Aku berusaha menurunkan egoku, kecuekanku, hingga berusaha untuk mengolah kata-kataku sendiri saat bersamamu supaya kamu tidak merasa tersinggung dan disaat bersamaan aku tidak tau bagaimana caranya menjadi diriku sendiri. Kau selalu menunda mengatakan sesuatu hal padaku dan berdalih itu tidak penting sembari bilang akan mengatakannya nanti yang aku sendiri tidak tau itu kapan. Membuatku mempertanyakan apa yang sebenarnya ingin kamu katakan dan mencemaskan segala kemungkinan yang tidak kuinginkan.
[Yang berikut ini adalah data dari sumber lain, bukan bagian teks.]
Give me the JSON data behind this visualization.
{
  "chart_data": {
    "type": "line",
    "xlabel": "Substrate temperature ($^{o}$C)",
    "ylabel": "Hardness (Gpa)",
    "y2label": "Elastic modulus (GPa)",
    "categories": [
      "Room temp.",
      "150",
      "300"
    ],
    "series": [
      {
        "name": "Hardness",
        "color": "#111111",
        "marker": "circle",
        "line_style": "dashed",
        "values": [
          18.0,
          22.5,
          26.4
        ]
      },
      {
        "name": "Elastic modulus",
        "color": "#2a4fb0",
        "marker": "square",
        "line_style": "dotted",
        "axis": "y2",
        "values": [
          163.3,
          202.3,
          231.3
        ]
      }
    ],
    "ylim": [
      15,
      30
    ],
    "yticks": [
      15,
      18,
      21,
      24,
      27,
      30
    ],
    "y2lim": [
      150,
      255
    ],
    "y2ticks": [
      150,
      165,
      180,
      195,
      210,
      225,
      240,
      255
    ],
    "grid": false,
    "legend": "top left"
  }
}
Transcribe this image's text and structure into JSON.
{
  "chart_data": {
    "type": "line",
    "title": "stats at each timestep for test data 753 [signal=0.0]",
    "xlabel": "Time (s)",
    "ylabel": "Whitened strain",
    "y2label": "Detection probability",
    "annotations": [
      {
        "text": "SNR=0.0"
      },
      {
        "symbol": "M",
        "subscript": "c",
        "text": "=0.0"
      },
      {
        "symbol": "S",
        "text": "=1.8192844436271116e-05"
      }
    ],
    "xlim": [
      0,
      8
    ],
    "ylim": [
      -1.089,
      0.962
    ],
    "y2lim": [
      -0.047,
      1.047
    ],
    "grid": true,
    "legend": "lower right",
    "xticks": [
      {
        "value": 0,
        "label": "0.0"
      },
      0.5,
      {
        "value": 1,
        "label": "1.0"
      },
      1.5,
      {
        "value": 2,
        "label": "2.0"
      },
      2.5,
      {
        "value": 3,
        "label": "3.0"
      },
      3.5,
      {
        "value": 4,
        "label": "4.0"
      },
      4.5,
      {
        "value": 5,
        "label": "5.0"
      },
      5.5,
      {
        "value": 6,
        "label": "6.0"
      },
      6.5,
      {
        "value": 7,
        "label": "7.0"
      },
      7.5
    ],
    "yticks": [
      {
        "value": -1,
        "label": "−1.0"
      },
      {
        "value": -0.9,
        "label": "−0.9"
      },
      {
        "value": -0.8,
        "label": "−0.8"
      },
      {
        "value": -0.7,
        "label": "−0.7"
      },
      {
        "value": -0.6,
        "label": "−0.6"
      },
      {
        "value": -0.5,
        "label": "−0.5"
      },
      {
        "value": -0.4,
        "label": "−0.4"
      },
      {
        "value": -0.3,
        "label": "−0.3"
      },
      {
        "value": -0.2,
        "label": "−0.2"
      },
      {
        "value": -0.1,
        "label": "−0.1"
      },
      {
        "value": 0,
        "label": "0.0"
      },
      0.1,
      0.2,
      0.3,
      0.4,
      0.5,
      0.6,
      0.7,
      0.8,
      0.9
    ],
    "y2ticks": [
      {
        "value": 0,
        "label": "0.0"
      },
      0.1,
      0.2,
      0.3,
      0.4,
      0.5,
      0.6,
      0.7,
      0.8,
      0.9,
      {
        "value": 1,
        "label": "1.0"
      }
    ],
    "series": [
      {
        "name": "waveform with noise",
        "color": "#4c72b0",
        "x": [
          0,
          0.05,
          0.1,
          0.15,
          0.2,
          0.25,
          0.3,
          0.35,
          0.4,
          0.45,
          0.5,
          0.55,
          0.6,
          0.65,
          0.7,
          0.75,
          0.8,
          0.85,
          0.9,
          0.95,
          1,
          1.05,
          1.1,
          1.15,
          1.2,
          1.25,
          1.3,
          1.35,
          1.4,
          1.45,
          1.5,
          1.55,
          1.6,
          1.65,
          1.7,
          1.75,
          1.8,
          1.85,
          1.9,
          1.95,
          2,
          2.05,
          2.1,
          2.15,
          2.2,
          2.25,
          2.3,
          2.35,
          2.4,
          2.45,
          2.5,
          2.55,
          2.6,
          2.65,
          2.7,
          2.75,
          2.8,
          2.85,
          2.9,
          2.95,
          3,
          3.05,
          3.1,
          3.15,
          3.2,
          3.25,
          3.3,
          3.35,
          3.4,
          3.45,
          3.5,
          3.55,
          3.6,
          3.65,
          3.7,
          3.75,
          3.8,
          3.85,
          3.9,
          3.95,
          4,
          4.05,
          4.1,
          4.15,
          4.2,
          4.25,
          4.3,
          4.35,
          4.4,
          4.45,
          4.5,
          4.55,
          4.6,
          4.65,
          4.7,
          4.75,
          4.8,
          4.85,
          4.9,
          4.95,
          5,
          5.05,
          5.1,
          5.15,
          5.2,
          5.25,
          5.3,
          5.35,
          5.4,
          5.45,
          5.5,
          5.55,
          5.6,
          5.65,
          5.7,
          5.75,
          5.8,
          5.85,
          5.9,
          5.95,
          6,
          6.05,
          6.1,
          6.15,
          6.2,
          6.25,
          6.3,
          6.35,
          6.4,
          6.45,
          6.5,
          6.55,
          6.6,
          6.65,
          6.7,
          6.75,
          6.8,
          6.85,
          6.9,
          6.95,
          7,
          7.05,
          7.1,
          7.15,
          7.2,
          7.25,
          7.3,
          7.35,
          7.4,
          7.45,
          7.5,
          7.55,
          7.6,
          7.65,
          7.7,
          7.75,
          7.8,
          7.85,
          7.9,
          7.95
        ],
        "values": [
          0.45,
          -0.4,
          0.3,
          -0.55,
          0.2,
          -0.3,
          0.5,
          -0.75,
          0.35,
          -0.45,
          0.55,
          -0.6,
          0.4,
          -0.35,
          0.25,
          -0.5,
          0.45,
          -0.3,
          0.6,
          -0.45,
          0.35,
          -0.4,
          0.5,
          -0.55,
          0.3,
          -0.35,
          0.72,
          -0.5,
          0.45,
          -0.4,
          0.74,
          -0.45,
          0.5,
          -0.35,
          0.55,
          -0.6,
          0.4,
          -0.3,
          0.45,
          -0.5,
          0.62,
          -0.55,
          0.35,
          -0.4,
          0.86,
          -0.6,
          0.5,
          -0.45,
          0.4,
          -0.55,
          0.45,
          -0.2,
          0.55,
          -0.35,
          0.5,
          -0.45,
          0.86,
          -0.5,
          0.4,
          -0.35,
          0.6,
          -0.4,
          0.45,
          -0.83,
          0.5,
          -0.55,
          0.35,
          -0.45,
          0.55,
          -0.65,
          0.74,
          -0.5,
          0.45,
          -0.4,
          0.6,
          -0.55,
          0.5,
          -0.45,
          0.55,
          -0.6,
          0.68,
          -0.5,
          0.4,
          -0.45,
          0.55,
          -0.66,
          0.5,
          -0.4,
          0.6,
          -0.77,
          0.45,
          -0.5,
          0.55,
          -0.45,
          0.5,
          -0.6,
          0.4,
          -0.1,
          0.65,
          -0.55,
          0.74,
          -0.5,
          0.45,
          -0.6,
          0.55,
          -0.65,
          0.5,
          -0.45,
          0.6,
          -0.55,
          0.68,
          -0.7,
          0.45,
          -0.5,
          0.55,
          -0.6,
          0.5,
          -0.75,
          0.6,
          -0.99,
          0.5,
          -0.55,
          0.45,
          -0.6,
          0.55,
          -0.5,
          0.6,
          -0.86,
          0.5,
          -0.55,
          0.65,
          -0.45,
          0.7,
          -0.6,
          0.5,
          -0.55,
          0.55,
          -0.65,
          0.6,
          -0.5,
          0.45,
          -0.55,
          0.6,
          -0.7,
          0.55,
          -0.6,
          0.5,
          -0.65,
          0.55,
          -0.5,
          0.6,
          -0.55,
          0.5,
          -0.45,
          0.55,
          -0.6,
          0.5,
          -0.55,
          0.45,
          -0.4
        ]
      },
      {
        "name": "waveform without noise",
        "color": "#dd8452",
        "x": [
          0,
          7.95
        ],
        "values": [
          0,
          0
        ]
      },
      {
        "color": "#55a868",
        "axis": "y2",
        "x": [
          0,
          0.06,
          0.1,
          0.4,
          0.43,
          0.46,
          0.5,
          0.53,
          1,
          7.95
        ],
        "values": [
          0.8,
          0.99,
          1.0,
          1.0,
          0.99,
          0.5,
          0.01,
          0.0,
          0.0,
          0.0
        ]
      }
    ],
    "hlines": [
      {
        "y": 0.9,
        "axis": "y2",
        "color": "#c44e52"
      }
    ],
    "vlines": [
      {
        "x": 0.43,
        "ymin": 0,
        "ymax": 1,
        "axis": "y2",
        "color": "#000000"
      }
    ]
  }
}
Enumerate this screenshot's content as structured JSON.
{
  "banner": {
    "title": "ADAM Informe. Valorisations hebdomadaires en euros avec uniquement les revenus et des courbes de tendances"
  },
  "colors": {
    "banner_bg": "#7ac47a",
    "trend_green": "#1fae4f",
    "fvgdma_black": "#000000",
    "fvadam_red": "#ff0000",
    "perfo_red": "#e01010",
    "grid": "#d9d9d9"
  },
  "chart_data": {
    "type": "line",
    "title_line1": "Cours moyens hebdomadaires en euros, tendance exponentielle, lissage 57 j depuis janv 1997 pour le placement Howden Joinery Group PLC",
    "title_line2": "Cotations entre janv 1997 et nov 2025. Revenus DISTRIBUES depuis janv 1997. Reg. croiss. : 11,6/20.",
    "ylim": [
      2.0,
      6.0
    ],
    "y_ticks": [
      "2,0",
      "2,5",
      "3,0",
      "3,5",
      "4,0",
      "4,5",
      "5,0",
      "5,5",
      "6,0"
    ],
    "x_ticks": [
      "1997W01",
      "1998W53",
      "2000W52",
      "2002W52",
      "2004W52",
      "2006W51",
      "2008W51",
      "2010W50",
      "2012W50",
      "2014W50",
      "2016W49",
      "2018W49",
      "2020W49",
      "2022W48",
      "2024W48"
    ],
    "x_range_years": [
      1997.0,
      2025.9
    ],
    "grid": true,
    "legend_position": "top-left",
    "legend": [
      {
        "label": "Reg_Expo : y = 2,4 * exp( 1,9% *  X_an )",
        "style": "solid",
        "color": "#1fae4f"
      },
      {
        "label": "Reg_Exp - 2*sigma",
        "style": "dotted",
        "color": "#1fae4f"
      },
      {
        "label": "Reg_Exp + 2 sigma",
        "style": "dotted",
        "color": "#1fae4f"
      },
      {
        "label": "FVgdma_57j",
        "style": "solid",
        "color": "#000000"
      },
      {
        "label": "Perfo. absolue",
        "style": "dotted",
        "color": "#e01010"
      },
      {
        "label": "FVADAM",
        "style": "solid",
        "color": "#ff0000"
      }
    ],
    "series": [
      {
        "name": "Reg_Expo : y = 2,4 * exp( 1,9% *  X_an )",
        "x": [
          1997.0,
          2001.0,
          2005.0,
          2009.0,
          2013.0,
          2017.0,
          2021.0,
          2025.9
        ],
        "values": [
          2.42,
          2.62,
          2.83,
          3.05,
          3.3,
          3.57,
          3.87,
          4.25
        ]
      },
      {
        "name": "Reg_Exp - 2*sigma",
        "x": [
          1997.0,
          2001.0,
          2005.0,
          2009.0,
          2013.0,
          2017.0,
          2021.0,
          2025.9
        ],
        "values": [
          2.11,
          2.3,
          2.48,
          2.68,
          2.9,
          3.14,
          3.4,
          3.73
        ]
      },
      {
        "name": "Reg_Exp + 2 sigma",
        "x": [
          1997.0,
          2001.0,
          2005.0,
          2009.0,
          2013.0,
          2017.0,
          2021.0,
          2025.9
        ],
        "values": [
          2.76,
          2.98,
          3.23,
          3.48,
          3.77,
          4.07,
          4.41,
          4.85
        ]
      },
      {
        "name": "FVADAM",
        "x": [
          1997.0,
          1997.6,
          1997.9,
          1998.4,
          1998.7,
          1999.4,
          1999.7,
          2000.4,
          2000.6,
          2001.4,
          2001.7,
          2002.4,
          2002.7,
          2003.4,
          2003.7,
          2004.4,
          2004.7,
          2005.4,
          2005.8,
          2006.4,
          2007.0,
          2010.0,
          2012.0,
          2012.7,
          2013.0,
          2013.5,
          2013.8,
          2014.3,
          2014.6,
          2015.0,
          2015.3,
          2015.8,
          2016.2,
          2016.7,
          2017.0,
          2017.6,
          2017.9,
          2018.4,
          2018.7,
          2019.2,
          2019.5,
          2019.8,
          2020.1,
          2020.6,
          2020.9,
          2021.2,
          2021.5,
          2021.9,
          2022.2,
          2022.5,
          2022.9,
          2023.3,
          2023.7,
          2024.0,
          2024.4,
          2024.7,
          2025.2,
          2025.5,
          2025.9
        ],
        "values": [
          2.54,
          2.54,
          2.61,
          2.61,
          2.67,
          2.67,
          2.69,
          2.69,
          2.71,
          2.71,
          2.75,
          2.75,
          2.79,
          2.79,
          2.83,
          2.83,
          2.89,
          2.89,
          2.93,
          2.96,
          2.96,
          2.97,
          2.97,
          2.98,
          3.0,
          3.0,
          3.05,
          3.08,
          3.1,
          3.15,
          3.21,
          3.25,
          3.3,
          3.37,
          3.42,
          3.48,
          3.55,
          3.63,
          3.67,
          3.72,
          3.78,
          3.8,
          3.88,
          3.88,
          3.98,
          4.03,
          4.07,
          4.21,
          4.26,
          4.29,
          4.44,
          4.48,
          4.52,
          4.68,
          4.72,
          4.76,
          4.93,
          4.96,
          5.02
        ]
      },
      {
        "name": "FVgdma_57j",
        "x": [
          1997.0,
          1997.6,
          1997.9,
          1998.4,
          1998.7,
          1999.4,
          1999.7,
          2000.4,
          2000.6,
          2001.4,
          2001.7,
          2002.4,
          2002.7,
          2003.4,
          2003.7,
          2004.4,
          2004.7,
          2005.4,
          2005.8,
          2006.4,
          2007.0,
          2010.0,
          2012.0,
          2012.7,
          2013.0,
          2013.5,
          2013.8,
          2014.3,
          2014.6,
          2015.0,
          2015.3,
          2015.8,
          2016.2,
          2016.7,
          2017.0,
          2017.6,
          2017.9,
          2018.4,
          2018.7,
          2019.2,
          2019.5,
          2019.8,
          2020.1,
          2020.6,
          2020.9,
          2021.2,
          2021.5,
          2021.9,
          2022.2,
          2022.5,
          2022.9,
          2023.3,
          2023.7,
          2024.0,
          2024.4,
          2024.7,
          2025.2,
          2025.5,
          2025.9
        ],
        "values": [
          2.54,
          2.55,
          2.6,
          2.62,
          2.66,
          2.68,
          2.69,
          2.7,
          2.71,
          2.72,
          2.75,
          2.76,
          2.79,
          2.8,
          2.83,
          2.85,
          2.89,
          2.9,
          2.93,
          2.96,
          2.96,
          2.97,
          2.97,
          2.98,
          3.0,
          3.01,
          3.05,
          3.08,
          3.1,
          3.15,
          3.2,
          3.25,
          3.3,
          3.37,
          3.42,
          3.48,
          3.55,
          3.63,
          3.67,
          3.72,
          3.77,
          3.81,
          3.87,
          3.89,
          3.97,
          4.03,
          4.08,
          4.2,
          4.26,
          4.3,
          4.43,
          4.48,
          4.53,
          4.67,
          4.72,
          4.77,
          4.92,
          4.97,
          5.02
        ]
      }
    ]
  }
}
Aku tidak suka kau menanyakan luka masa laluku yang dengan amat sengaja aku tutup dan kau membukanya kembali, membuatku teringat pada kenangan yang tidak seharusnya aku ingat. Dengan rapat aku menutupnya lalu kau ingin sekali menggedornya meski aku sudah mengatakan jangan sesekali memaksaku untuk membukanya. Kau akhirnya menyerah, namun luka itu terbuka kembali dalam pikiranku.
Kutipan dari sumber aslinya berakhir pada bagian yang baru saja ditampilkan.